Uccisi al volante, fermi al rosso di un semaforo. Oppure per strada. O ancora inseguiti mentre sono in fuga, raggiunti e assassinati sul marciapiedi, accanto a una cabina telefonica. È la città dei 100 morti ammazzati ogni anno quella catturata dagli obiettivi di Franco Lannino e Michele Naccari, i due fotoreporter di Studio Camera, nota agenzia di Palermo che per decenni ha immortalato le violenze di Cosa nostra. Quelle foto finivano sulle pagine dello storico giornale L’Ora e poi su quelle dei quotidiani e dei settimanali di tutto il Paese. Immagini crude, “forti“, perché raffiguravano le scene cruenti degli omicidi. Immagini che oggi sono completamente sparite dagli articoli di cronaca.

Adesso una selezione di quelle foto viene esposta al pubblico. Sono 44 instantaee in bianco e nero che raccontano gli omicidi avvenuti nel capoluogo siciliano tra la fine degli anni ’80 e i primi anni Duemila. La mostra ha un titolo evocativo: Macelleria Palermo. A scorrere gli scatti si capisce il perché. Aprirà i battenti a Palermo il 24 giugno a palazzo Naselli di via del Fervore 1 e sarà visitabile fino al 22 luglio. L’allestimento scenico è dell’architetto Gianni Prestileo dello studio PBaa- Prestileo e Bianco Architetti. Per ogni fotografia ci sarà una voce che darà le informazioni , con data, luogo e nome del morto ammazzato. “Non è la solita mostra, ma una sorta di full immersion nell’orrore. Volevamo spiegare cosa è stata questa città a chi non sa nulla di quegli anni”, dice Lannino, che già da qualche tempo usa i social con questo scopo: ogni giorno su facebook pubblica una foto di fatti di cronaca. Omicidi noti o meno noti del passato: Lannino pubblica l’immagine e racconta i retroscena di quello scatto. È per questo motivo che il fotoreporter, insieme al suo storico socio, ha deciso organizzare Macelleria Palermo: per ricordare alla sua città di essersi specchiata nel suo stesso sangue. Come il 23 novembre 1989, quando un commando armato uccide Leonarda Costantino, Vincenza Marino Mannoia e Lucia Costantino, cioè la madre, la sorella e la zia di Francesco Marino Mannoia, detto Mozzarella, il “chimico” di Cosa nostra: conosceva i segreti del traffico di droga, ma aveva deciso di saltare il fosso, farsi pentito e collaborare col giudice Giovanni Falcone.
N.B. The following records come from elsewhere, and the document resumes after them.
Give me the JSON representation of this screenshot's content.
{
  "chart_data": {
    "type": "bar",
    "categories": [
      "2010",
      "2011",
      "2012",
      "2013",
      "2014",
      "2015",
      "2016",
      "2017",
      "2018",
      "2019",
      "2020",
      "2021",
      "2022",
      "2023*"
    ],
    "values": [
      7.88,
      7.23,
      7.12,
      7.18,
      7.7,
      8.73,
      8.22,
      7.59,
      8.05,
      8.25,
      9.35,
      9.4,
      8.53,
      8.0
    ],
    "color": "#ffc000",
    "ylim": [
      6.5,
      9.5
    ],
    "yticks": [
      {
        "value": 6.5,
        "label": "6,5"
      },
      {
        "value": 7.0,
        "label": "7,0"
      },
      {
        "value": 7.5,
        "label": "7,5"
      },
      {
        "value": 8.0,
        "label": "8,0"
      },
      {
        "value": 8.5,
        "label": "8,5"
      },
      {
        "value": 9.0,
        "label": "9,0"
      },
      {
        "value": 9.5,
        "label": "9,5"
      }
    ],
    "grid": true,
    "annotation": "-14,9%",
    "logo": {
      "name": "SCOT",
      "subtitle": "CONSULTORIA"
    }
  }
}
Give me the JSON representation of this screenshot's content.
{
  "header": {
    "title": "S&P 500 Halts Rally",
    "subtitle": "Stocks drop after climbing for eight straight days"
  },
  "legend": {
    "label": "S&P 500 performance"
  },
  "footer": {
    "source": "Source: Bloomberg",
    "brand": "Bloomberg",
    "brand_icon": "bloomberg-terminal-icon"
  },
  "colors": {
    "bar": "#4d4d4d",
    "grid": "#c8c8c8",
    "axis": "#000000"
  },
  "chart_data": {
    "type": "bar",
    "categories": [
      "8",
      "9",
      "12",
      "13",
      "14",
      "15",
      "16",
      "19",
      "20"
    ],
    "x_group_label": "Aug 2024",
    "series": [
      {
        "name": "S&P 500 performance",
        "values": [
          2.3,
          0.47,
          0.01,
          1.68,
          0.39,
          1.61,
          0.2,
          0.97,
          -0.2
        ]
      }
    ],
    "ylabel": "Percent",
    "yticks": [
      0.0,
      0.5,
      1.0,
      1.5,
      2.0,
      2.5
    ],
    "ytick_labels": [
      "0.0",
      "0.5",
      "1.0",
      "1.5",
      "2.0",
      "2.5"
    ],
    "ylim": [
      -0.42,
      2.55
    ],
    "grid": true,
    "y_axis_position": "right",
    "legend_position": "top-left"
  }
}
ASCOLTA MATTANZA, IL PODCAST DEL FATTO SULLE STRAGI DEL ’92

Il 29 agosto del 1991, alle 7 e mezza del mattino, il corpo di Libero Grassi giace in una pozza di sangue sul marciapiede: lo ammazzano con quattro colpi di pistola, mentre sta andando a lavoro, perché si è rifiutato di pagare il pizzo. Sette mesi dopo, il 12 marzo del 1992, tocca a Salvo Lima, eurodeputato della Dc, l’uomo di Giulio Andreotti in Sicilia, freddato mentre esce dalla sua villa di Mondello. Il politico paga la sentenza del Maxi processo: poche settimane prima la Cassazione ha reso definitivi per la prima volta gli ergastoli per il boss mafiosi. Totò Riina perde la testa e ordina di vendicarsi dei politici che non hanno mantenuto le promesse: la chioma bianca di Lima, riversa nel suo stesso sangue sul marciapiede di Mondello, è l’atto numero uno della guerra che Cosa nostra scatena contro lo Stato. Una stagione raccontata da Mattanza, il podcast del Fatto Quotidiano sulle stragi del 1992. Un’inchiesta in cui si ascolta anche la voce di Lannino, che è il primo fotoreporter ad arrivare in via d’Amelio dopo la strage di Paolo Borsellino e di cinque uomini della scorta. Anni dopo Lannino si accorgerà che quel giorno aveva realizzato uno scatto importantissimo: un carabiniere con in mano la borsa del giudice appena assassinato. In quella valigetta c’era l’agenda rossa che Borsellino usav a per appuntare i segreti delle sue indagini. Un diario mai più ritrovato.